It’s finally happening. Premier Scott Moe is raising Saskatchewan’s minimum wage to $15 an hour. This is good news. It’s good news for workers in low-wage jobs. It’s good news for their children and their families.
It’s good news for local businesses whose customers will now have more money to spend on life’s basic necessities and the little extras that make life enjoyable.
62,000 workers in Saskatchewan currently earn less than $15 an hour for their labour. That’s roughly the population of Prince Albert and Moose Jaw combined.
At the same time, $15 is clearly no longer enough.
The new $15 minimum wage won’t be in full effect until 2024—seven years after the campaign for a $15 minimum wage became a provincial rallying cry in 2017.
Seven years is a long time, and $15 loses quite a bit of purchasing power during that time.
Adjusting for inflation, $15 an hour in 2017 is $16.65 in 2022 . By 2024, that number could reach $17.50 or higher based on current trends.
It begs the question: What the right benchmark is for a fair minimum wage?
Unifor advocates for a minimum wage policy that ties it to other indicators that are specific to a province’s labour market and standard of living. Specifically, we recommend the minimum wage be tied to 60% of the median wage for full-time workers. In Jurisdictions with extremely low median wages we recommend a minimum wage of at least $15.
By this benchmark, Saskatchewan’s minimum wage should be $18 an hour this year . By this reasonable measure, Scott Moe’s scheme for a $15 minimum wage two and half years from now is grossly inadequate.
Labour economists measure “low-wage work” as work performed for wages that are less than two-thirds the median hourly wage.
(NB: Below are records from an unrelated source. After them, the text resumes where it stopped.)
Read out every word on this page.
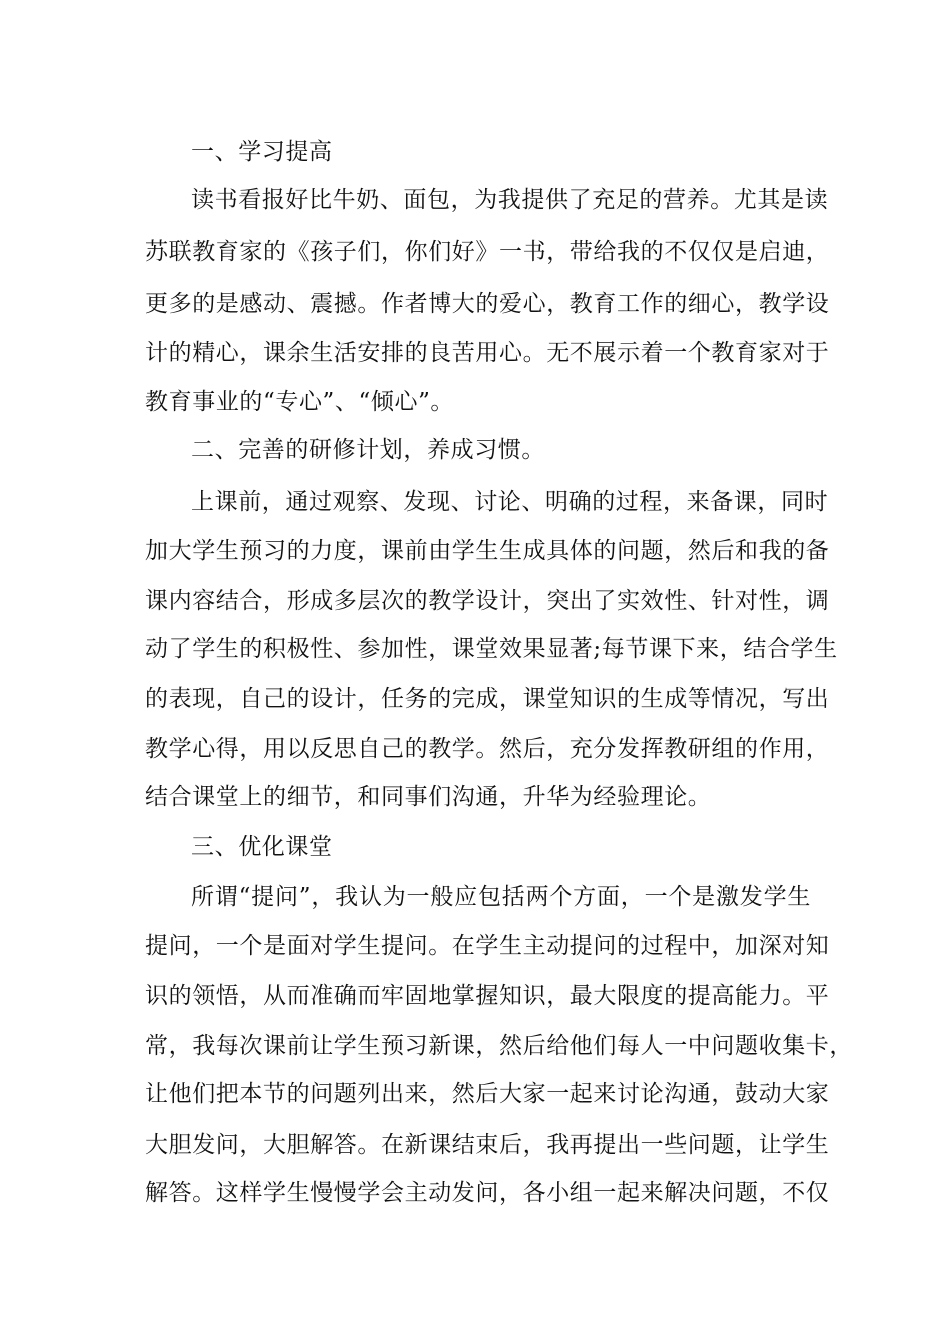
一、学习提高
读书看报好比牛奶、面包，为我提供了充足的营养。尤其是读
苏联教育家的《孩子们，你们好》一书，带给我的不仅仅是启迪，
更多的是感动、震撼。作者博大的爱心，教育工作的细心，教学设
计的精心，课余生活安排的良苦用心。无不展示着一个教育家对于
教育事业的“专心”、“倾心”。
二、完善的研修计划，养成习惯。
上课前，通过观察、发现、讨论、明确的过程，来备课，同时
加大学生预习的力度，课前由学生生成具体的问题，然后和我的备
课内容结合，形成多层次的教学设计，突出了实效性、针对性，调
动了学生的积极性、参加性，课堂效果显著;每节课下来，结合学生
的表现，自己的设计，任务的完成，课堂知识的生成等情况，写出
教学心得，用以反思自己的教学。然后，充分发挥教研组的作用，
结合课堂上的细节，和同事们沟通，升华为经验理论。
三、优化课堂
所谓“提问”，我认为一般应包括两个方面，一个是激发学生
提问，一个是面对学生提问。在学生主动提问的过程中，加深对知
识的领悟，从而准确而牢固地掌握知识，最大限度的提高能力。平
常，我每次课前让学生预习新课，然后给他们每人一中问题收集卡，
让他们把本节的问题列出来，然后大家一起来讨论沟通，鼓动大家
大胆发问，大胆解答。在新课结束后，我再提出一些问题，让学生
解答。这样学生慢慢学会主动发问，各小组一起来解决问题，不仅
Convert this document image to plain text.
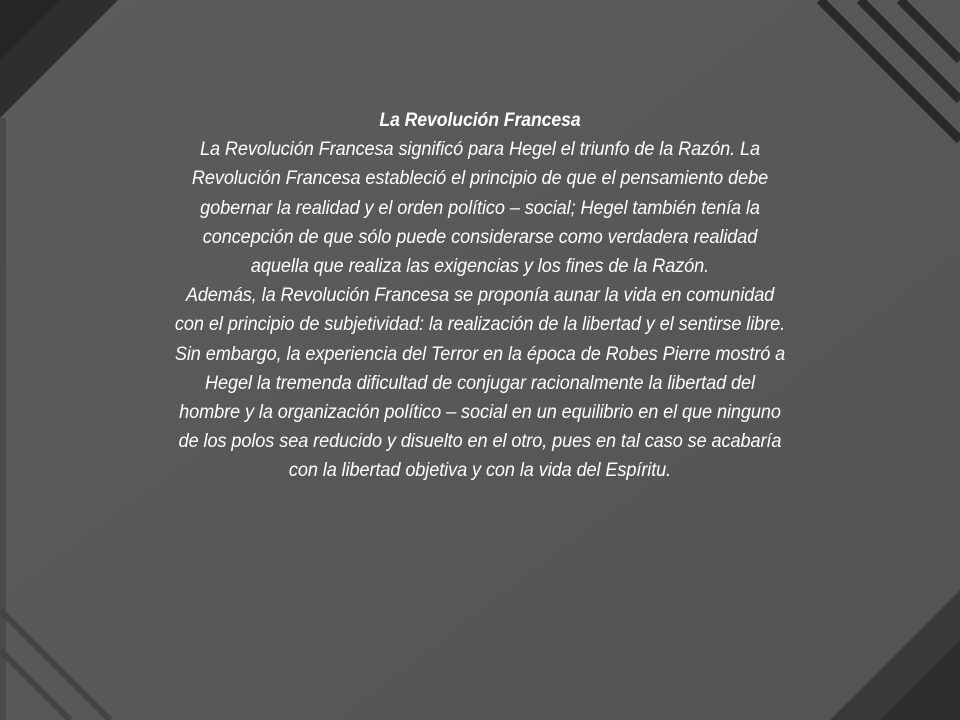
La Revolución Francesa

La Revolución Francesa significó para Hegel el triunfo de la Razón. La Revolución Francesa estableció el principio de que el pensamiento debe gobernar la realidad y el orden político – social; Hegel también tenía la concepción de que sólo puede considerarse como verdadera realidad aquella que realiza las exigencias y los fines de la Razón.

Además, la Revolución Francesa se proponía aunar la vida en comunidad con el principio de subjetividad: la realización de la libertad y el sentirse libre.

Sin embargo, la experiencia del Terror en la época de Robes Pierre mostró a Hegel la tremenda dificultad de conjugar racionalmente la libertad del hombre y la organización político – social en un equilibrio en el que ninguno de los polos sea reducido y disuelto en el otro, pues en tal caso se acabaría con la libertad objetiva y con la vida del Espíritu.
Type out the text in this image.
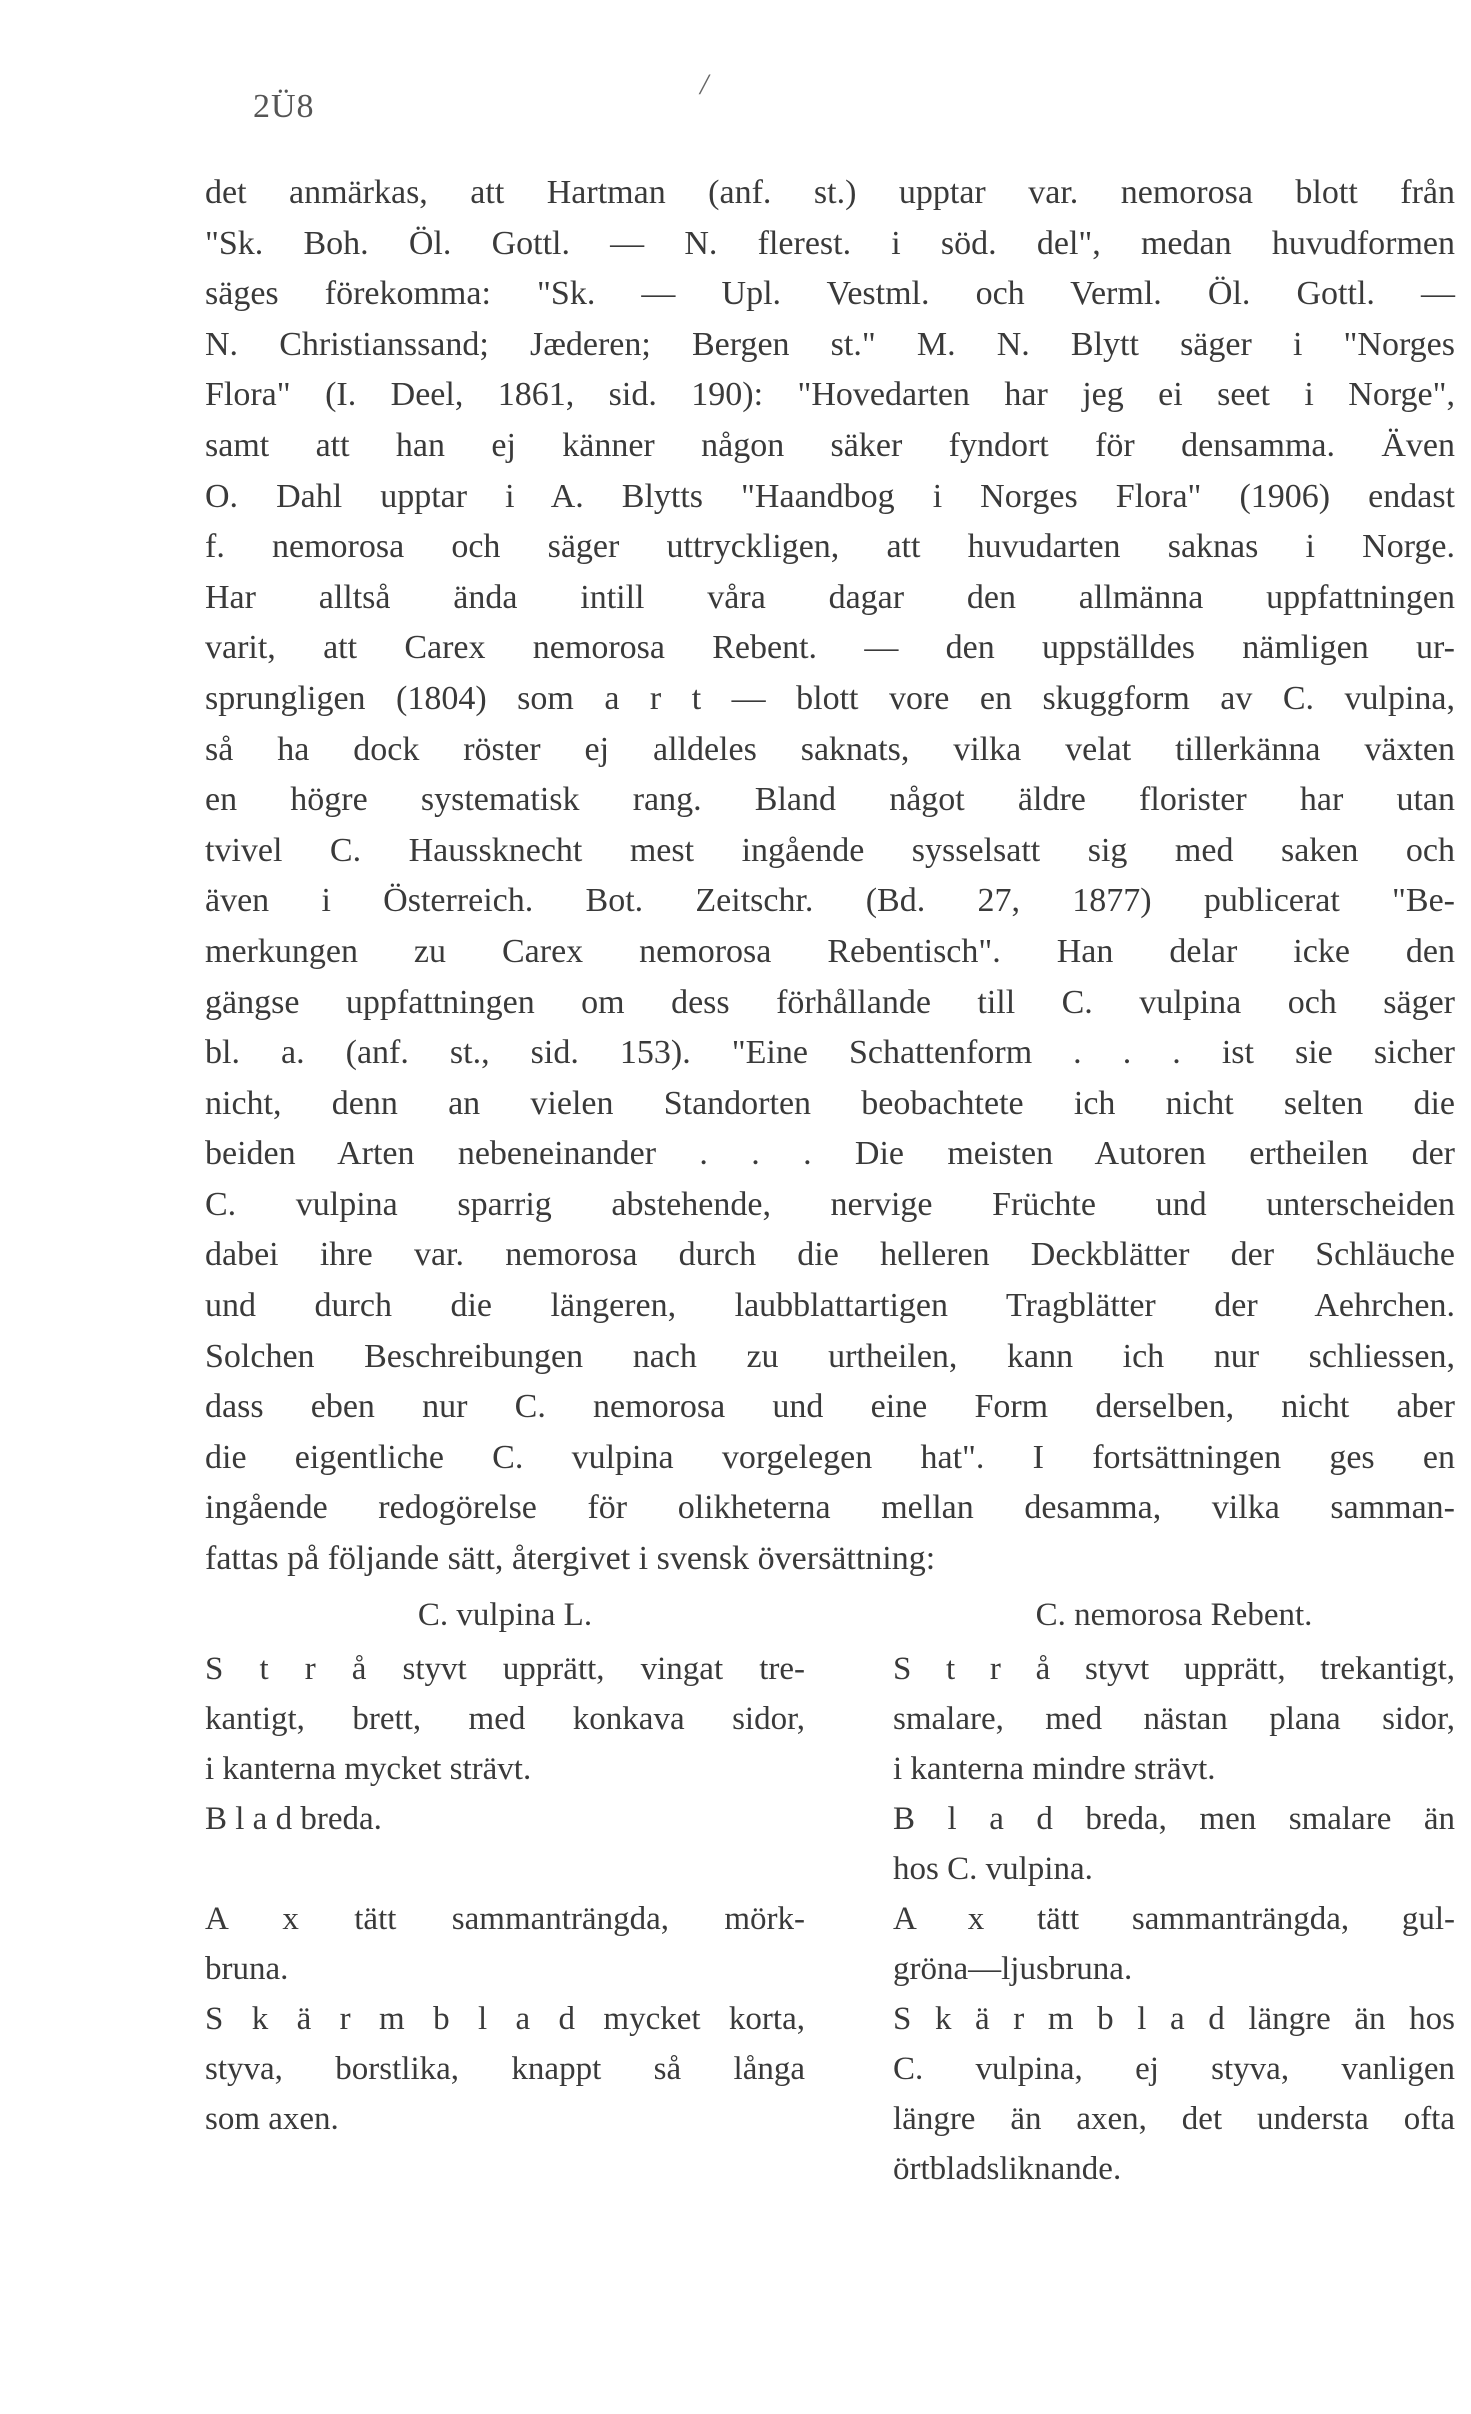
2Ü8
/
det anmärkas, att Hartman (anf. st.) upptar var. nemorosa blott från
"Sk. Boh. Öl. Gottl. — N. flerest. i söd. del", medan huvudformen
säges förekomma: "Sk. — Upl. Vestml. och Verml. Öl. Gottl. —
N. Christianssand; Jæderen; Bergen st." M. N. Blytt säger i "Norges
Flora" (I. Deel, 1861, sid. 190): "Hovedarten har jeg ei seet i Norge",
samt att han ej känner någon säker fyndort för densamma. Även
O. Dahl upptar i A. Blytts "Haandbog i Norges Flora" (1906) endast
f. nemorosa och säger uttryckligen, att huvudarten saknas i Norge.
Har alltså ända intill våra dagar den allmänna uppfattningen
varit, att Carex nemorosa Rebent. — den uppställdes nämligen ur-
sprungligen (1804) som a r t — blott vore en skuggform av C. vulpina,
så ha dock röster ej alldeles saknats, vilka velat tillerkänna växten
en högre systematisk rang. Bland något äldre florister har utan
tvivel C. Haussknecht mest ingående sysselsatt sig med saken och
även i Österreich. Bot. Zeitschr. (Bd. 27, 1877) publicerat "Be-
merkungen zu Carex nemorosa Rebentisch". Han delar icke den
gängse uppfattningen om dess förhållande till C. vulpina och säger
bl. a. (anf. st., sid. 153). "Eine Schattenform . . . ist sie sicher
nicht, denn an vielen Standorten beobachtete ich nicht selten die
beiden Arten nebeneinander . . . Die meisten Autoren ertheilen der
C. vulpina sparrig abstehende, nervige Früchte und unterscheiden
dabei ihre var. nemorosa durch die helleren Deckblätter der Schläuche
und durch die längeren, laubblattartigen Tragblätter der Aehrchen.
Solchen Beschreibungen nach zu urtheilen, kann ich nur schliessen,
dass eben nur C. nemorosa und eine Form derselben, nicht aber
die eigentliche C. vulpina vorgelegen hat". I fortsättningen ges en
ingående redogörelse för olikheterna mellan desamma, vilka samman-
fattas på följande sätt, återgivet i svensk översättning:
C. vulpina L.
S t r å styvt upprätt, vingat tre-
kantigt, brett, med konkava sidor,
i kanterna mycket strävt.
B l a d breda.

A x tätt sammanträngda, mörk-
bruna.
S k ä r m b l a d mycket korta,
styva, borstlika, knappt så långa
som axen.
C. nemorosa Rebent.
S t r å styvt upprätt, trekantigt,
smalare, med nästan plana sidor,
i kanterna mindre strävt.
B l a d breda, men smalare än
hos C. vulpina.
A x tätt sammanträngda, gul-
gröna—ljusbruna.
S k ä r m b l a d längre än hos
C. vulpina, ej styva, vanligen
längre än axen, det understa ofta
örtbladsliknande.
In Saskatchewan, that figure is $17.82.
You can see how raising the minimum wage above the low-wage work threshold could benefit the province: approximately one in four Saskatchewan workers, or 116,000 adults, are doing what’s classified as low-wage work.
On top of that, many are working in part-time, temporary or casual jobs where hours and earnings are often unpredictable.
Raising the minimum wage to $15 an hour in 2024 is Premier Moe doing the bare minimum for workers earning low wages, but it is not nearly enough to ensure workers are able to meet their basic needs, let alone thrive.
Minimum wage isn’t the only area where Scott Moe is failing Saskatchewan’s workers. His poor track record extends to other critical areas of workplace law, such as replacement workers.
Unionized workers are generally not low-wage workers, but Scott Moe increases their vulnerability by refusing to outlaw replacement workers during lockouts or strikes. Even Prime Minister Justin Trudeau has taken action to level the playing field for workers with a commitment to banning replacement workers in the federal sector.
The use of replacement workers completely destroys the essence of a labour dispute, that is, a withdrawal of labour creating a cost to both the union and the employer.
Perhaps ironically, tilting the balance of power towards employers with replacement workers doesn’t achieve the goal of making unionized workers capitulate sooner—replacement workers actually extend labour disputes. The average length of a labour dispute with “scabs” is 265.1 days. Without them, the average dispute only lasts 42.8 days.
Saskatchewan’s workers deserve a premier who champions workplace rights and liveable wages. Until Scott Moe takes meaningful action on the minimum wage and replacement workers, we know who’s side he’s on.